Valgus Dynamique : Comprendre et Corriger pour Mieux Courir
L’effondrement de la foulée, souvent appelé valgus dynamique ou « collapsing » en anglais, est un défaut biomécanique fréquent chez le coureur. S’il passe parfois inaperçu sur un footing léger, il peut devenir problématique avec la fatigue ou l’augmentation du volume d’entraînement, entraînant une baisse de performance et un risque accru de blessure.
En tant que kinésithérapeutes du sport, nous voyons trop souvent des athlètes traiter uniquement la douleur sans s’attaquer à la cause racine : la mécanique de leur mouvement. Analysons ensemble ce phénomène, ses causes (souvent surprenantes) et les stratégies pour y remédier.
Qu’est-ce que l’effondrement du membre inférieur (valgus dynamique) ?

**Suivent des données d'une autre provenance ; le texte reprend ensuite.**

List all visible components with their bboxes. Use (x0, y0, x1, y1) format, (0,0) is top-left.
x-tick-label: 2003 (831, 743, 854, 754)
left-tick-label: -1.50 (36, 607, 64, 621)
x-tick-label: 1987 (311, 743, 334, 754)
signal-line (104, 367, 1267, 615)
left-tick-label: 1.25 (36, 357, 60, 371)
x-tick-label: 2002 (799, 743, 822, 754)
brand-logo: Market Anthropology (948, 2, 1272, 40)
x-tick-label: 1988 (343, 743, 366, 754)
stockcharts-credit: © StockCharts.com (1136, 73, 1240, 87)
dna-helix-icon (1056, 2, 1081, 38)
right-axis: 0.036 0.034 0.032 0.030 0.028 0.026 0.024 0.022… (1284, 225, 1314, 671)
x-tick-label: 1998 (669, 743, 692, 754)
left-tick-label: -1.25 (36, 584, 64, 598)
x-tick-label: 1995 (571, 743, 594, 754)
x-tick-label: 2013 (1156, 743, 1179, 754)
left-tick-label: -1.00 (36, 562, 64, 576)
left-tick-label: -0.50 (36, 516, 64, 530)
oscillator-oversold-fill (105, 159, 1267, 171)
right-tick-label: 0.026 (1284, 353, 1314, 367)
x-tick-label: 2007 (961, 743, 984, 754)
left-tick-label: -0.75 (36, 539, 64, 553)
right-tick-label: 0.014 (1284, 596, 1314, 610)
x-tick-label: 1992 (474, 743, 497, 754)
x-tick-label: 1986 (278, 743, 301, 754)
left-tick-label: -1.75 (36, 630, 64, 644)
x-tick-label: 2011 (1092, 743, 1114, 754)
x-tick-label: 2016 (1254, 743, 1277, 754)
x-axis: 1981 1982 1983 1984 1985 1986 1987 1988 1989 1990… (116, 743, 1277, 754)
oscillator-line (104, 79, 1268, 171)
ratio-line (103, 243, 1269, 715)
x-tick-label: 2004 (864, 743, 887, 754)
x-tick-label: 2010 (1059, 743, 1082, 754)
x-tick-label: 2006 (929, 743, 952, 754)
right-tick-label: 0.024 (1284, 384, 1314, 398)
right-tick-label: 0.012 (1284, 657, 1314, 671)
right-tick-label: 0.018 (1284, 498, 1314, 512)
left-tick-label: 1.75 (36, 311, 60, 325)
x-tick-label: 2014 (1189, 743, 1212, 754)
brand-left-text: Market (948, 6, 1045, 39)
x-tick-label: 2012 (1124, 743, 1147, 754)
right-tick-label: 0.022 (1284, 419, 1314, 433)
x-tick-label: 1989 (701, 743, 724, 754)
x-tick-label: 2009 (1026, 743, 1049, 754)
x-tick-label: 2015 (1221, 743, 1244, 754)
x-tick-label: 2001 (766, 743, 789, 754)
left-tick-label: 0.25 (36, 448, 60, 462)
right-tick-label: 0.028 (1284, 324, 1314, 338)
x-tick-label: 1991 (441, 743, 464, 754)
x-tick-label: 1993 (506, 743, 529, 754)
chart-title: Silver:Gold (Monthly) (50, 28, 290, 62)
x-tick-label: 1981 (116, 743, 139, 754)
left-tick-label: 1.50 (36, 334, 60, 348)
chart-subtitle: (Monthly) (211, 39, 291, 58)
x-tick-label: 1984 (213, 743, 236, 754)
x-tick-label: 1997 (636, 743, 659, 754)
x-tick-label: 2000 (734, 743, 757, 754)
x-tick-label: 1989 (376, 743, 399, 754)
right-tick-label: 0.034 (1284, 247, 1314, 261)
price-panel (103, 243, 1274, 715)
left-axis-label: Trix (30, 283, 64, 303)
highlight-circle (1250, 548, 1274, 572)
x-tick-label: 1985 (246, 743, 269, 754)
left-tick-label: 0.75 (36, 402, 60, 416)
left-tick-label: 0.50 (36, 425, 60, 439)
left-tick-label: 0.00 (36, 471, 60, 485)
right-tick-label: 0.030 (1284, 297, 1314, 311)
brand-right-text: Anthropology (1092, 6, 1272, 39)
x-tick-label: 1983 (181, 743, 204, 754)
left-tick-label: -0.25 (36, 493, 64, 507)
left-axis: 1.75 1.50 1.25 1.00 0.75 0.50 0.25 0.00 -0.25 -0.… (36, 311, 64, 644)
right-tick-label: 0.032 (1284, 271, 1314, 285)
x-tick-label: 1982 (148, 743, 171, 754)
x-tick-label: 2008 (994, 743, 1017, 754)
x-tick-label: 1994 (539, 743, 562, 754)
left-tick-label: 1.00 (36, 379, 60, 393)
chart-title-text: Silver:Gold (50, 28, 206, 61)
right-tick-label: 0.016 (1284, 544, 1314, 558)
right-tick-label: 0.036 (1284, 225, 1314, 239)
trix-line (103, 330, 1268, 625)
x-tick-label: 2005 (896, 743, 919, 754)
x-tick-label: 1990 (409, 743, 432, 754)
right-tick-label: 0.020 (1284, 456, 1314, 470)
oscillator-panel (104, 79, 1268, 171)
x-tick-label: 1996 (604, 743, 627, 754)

L’effondrement du membre inférieur se traduit par un mouvement excessif vers l’intérieur et un défaut d’alignement des membres inférieurs lors de la phase d’appui (lorsque le pied est au sol). Ce n’est pas un problème isolé : une anomalie au niveau du pied, de la cheville ou de la hanche peut déclencher une réaction en chaîne compensatoire sur l’ensemble du corps.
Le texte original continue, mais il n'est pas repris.